In this trend, the highball is once again finding its place on counters. To give a little background, this type of cocktail originated in England at the same time as the first sodas. An American actor at the time asked for a ‘scotch & soda.’ The drink soon became popular in England and the United States and then spread to the four corners of the globe under different variants. The highball has even integrated Japanese culture in its whiskey-water-ice version. It is a cocktail that is often cheaper than beer in Japan!
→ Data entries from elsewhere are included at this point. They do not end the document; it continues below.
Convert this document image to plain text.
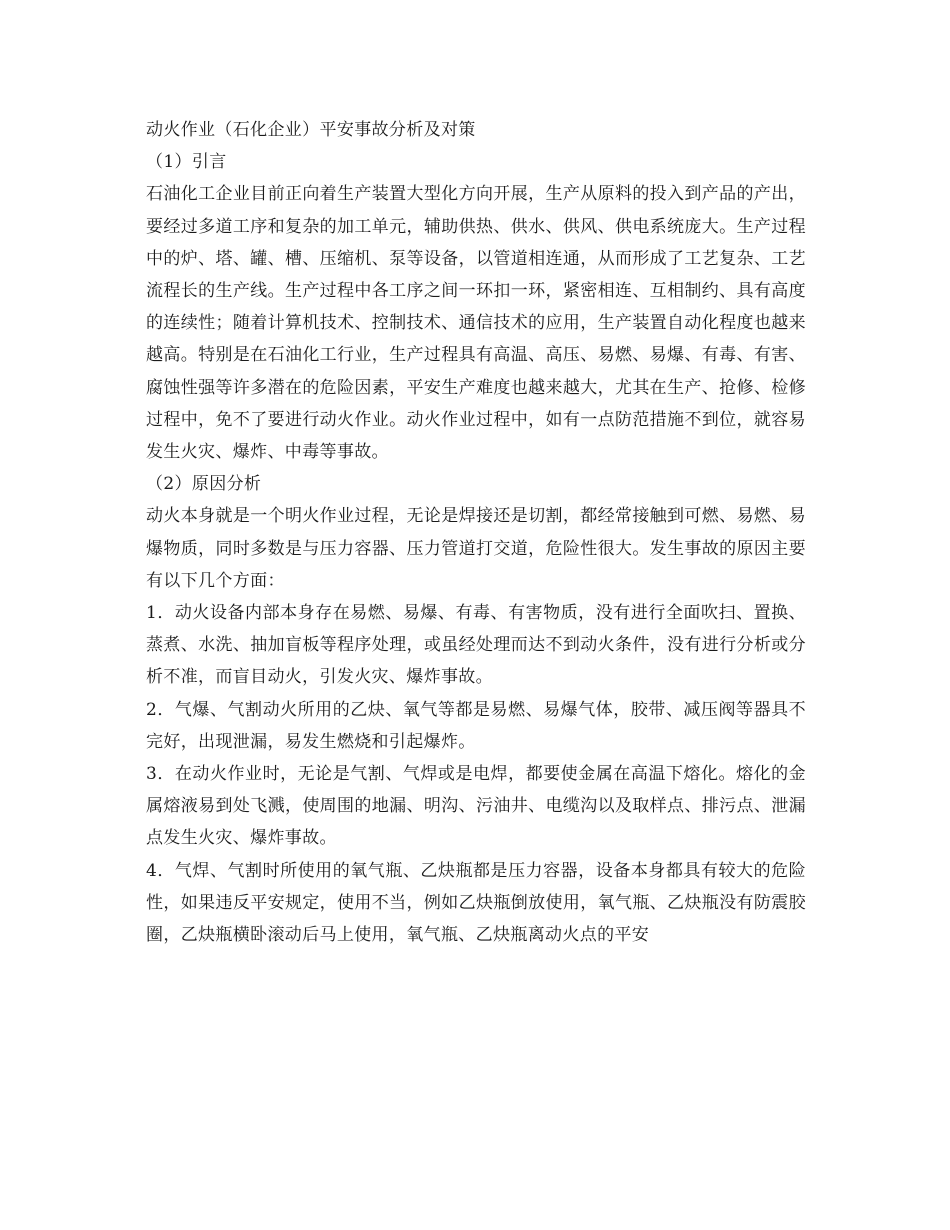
动火作业（石化企业）平安事故分析及对策

（1）引言

石油化工企业目前正向着生产装置大型化方向开展，生产从原料的投入到产品的产出，要经过多道工序和复杂的加工单元，辅助供热、供水、供风、供电系统庞大。生产过程中的炉、塔、罐、槽、压缩机、泵等设备，以管道相连通，从而形成了工艺复杂、工艺流程长的生产线。生产过程中各工序之间一环扣一环，紧密相连、互相制约、具有高度的连续性；随着计算机技术、控制技术、通信技术的应用，生产装置自动化程度也越来越高。特别是在石油化工行业，生产过程具有高温、高压、易燃、易爆、有毒、有害、腐蚀性强等许多潜在的危险因素，平安生产难度也越来越大，尤其在生产、抢修、检修过程中，免不了要进行动火作业。动火作业过程中，如有一点防范措施不到位，就容易发生火灾、爆炸、中毒等事故。

（2）原因分析

动火本身就是一个明火作业过程，无论是焊接还是切割，都经常接触到可燃、易燃、易爆物质，同时多数是与压力容器、压力管道打交道，危险性很大。发生事故的原因主要有以下几个方面：

1．动火设备内部本身存在易燃、易爆、有毒、有害物质，没有进行全面吹扫、置换、蒸煮、水洗、抽加盲板等程序处理，或虽经处理而达不到动火条件，没有进行分析或分析不准，而盲目动火，引发火灾、爆炸事故。

2．气爆、气割动火所用的乙炔、氧气等都是易燃、易爆气体，胶带、减压阀等器具不完好，出现泄漏，易发生燃烧和引起爆炸。

3．在动火作业时，无论是气割、气焊或是电焊，都要使金属在高温下熔化。熔化的金属熔液易到处飞溅，使周围的地漏、明沟、污油井、电缆沟以及取样点、排污点、泄漏点发生火灾、爆炸事故。

4．气焊、气割时所使用的氧气瓶、乙炔瓶都是压力容器，设备本身都具有较大的危险性，如果违反平安规定，使用不当，例如乙炔瓶倒放使用，氧气瓶、乙炔瓶没有防震胶圈，乙炔瓶横卧滚动后马上使用，氧气瓶、乙炔瓶离动火点的平安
Of course, the highball is simply a long drink cocktail made using a very simple formula: one part spirit (gin, vodka, rum, spicy rum, tequila, cognac…) for three to five parts of soda or fruit juice. It may also be garnished with a slice of orange or a wedge of lime. This mix is often appreciated by those who prefer light alcohol blends.

The success of the refreshing, low-alcohol Spritz only confirms this trend. The same is true of Gin Tonic, which has been increasingly ordered in recent years. Premium gin brands do not hesitate to offer unique aromatic profiles based on botanicals that give them a certain sought-after complexity.

Vermouth and tonic, very accessible, and delighting a clientele that appreciates bitterness, are also available with unique flavours. Among our creations, the Vermouth Bergamot Tonic is composed of the trio MONIN Bergamot syrup + White Martini + Tonic.

 

As we briefly mentioned above, it is clear that this return to the simplification of cocktails does not conflict with innovation. On the contrary, the challenge today is to offer sophisticated recipes with few quality ingredients! Bartenders are stepping up their technique and expertise to enhance the taste of each component in order to get the best out of it.

 

In the mixology world, we’ll talk of simplexity, which is the contraction of simplicity and complexity. In other words, how to elevate a ‘simple’ highball to that of a cocktail of aromatic complexity. The new generation of Paragon Cordials lends itself willingly to this exercise: the Penja V & T perfectly mixes Paragon White Penja Pepper + Martini Rubino + Tonic.

HighballHighball

 

 

Our other highball recipes

Passion Spiced RumPassion Spiced Rum

Passion Spiced Rum

 

• Ingredients:

- 15 ml MONIN Passion Fruit syrup

- 45 ml Spiced rum 

- 120 ml ginger ale

 

• Method: Build in glass. Stir. 

 

• Garnish: lime

Vermouth Bergamot TonicVermouth Bergamot Tonic

Vermouth Bergamot Tonic

 

• Ingredients:

- 15 ml MONIN Bergamot syrup

- 40 ml white vermouth

- 120 ml tonic 

- Ice

 

• Preparation: In a tumbler filled with ice, pour syrup and vermouth. Top with tonic. Gently stir and serve.

 

• Garnish options: lemon zest, dried bergamot slice

Quinquina Tangerine TonicQuinquina Tangerine Tonic

Quinquina Tangerine Tonic

 

• Ingredients:

- 15 ml MONIN Tangerine syrup

- 40 ml amber Quinquina

- 120 ml tonic

- Ice

 

• Preparation: In a tumbler filled with ice, pour the syrup and quinquina. Top with tonic. Gently stir and serve.